Carlos Magdalena came to formal botanical study later in life, but had a lifelong affinity for horticulture and propagation. Growing up in a large family in northern Spain, the son of a florist who had grown upon the repressive Franco era, a period of ecological devastation. His parents owned a small farm in Asturias, near Gijon and the Atlantic coast, where he learned to graft and bud fruit trees and foster injured animals. After moving to England in his late 20s he managed to secure an internship at Kew Gardens, then a position as propagator and a place in the competitive Horticultural Diploma course.
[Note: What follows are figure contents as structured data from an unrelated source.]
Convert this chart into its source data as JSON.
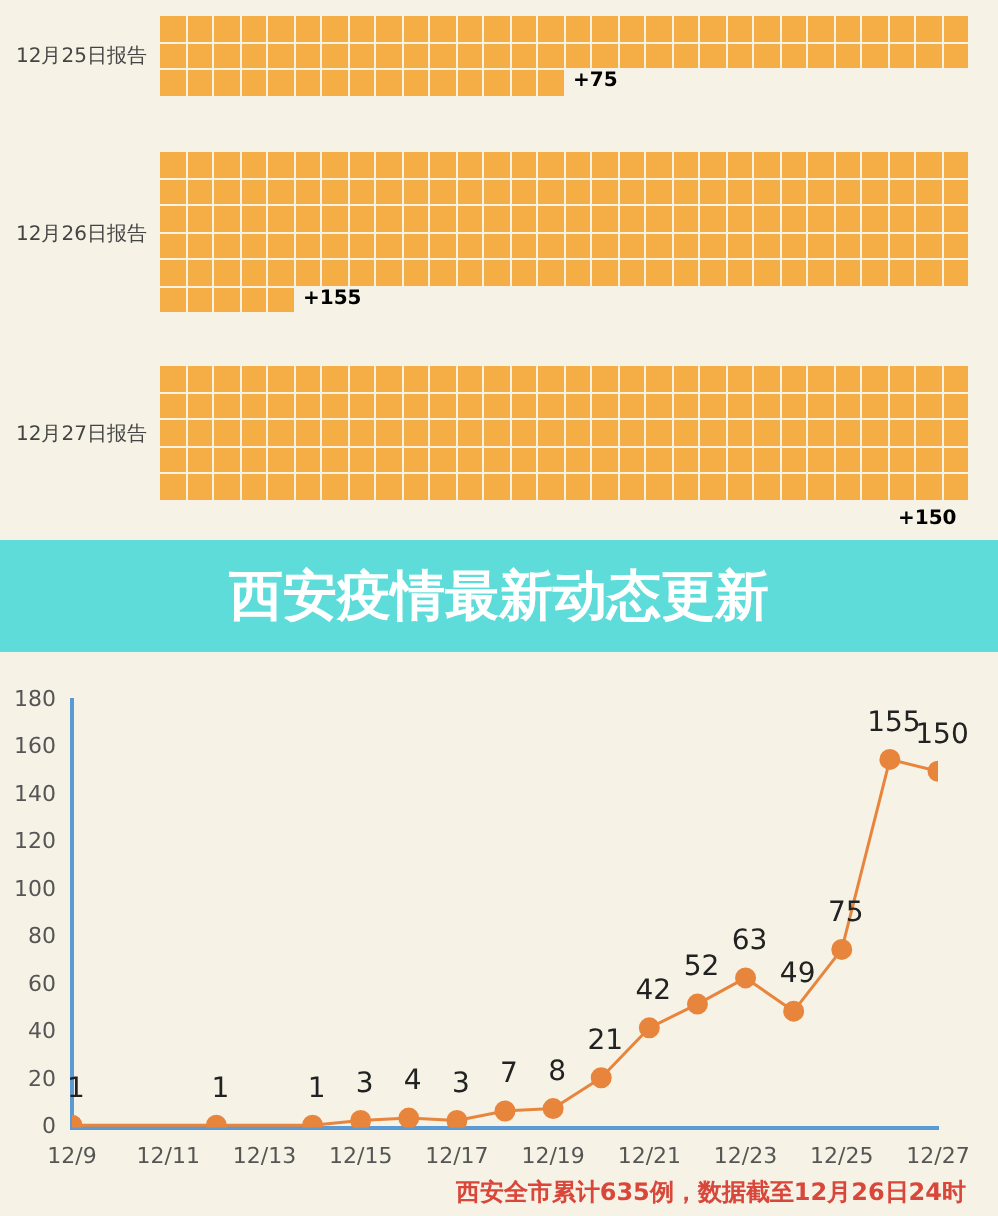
{
  "chart_data": [
    {
      "type": "other",
      "categories": [
        "12月25日报告",
        "12月26日报告",
        "12月27日报告"
      ],
      "values": [
        75,
        155,
        150
      ],
      "value_labels": [
        "+75",
        "+155",
        "+150"
      ],
      "color": "#f5ad46"
    },
    {
      "type": "line",
      "title": "西安疫情最新动态更新",
      "x": [
        "--12-09",
        "--12-12",
        "--12-14",
        "--12-15",
        "--12-16",
        "--12-17",
        "--12-18",
        "--12-19",
        "--12-20",
        "--12-21",
        "--12-22",
        "--12-23",
        "--12-24",
        "--12-25",
        "--12-26",
        "--12-27"
      ],
      "series": [
        {
          "color": "#e8853d",
          "values": [
            1,
            1,
            1,
            3,
            4,
            3,
            7,
            8,
            21,
            42,
            52,
            63,
            49,
            75,
            155,
            150
          ]
        }
      ],
      "xlim": [
        "--12-09",
        "--12-27"
      ],
      "xticks": [
        {
          "value": "--12-09",
          "label": "12/9"
        },
        {
          "value": "--12-11",
          "label": "12/11"
        },
        {
          "value": "--12-13",
          "label": "12/13"
        },
        {
          "value": "--12-15",
          "label": "12/15"
        },
        {
          "value": "--12-17",
          "label": "12/17"
        },
        {
          "value": "--12-19",
          "label": "12/19"
        },
        {
          "value": "--12-21",
          "label": "12/21"
        },
        {
          "value": "--12-23",
          "label": "12/23"
        },
        {
          "value": "--12-25",
          "label": "12/25"
        },
        {
          "value": "--12-27",
          "label": "12/27"
        }
      ],
      "ylim": [
        0,
        180
      ],
      "yticks": [
        0,
        20,
        40,
        60,
        80,
        100,
        120,
        140,
        160,
        180
      ],
      "grid": false,
      "legend": false,
      "marker": "circle",
      "line_style": "solid",
      "data_labels": true,
      "annotations": [
        "西安全市累计635例，数据截至12月26日24时"
      ]
    }
  ]
}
Dogged determination led him to propagate cuttings from the mutilated sole specimen of Ramosmania rodriguesii, an endemic species on the remote Indian Ocean island of Rodrigues, and decode the morphological barriers to viable seed production in sufficient numbers and with enough genetic diversity to reintroduce into the wild. He also worked to propagate and preserve other extremely endangered endemic plants in coastal Peru, Australia, and Mauritius, among other locales. In more than one instance mismanagement of populations, often numbering in the single digits, nearly doomed them, but they were brought back from the brink of extinction with Magdalena’s skill and dedication. His story and the plants he has dedicated his life to are an inspiration in an often discouraging age. .
Steve Whitesell is a retired landscape architect living and gardening in a small village in Schoharie County in upstate New York. He copes in the garden with floods, lily beetles, jumping worms, a wide variety of rodents and the occasional success.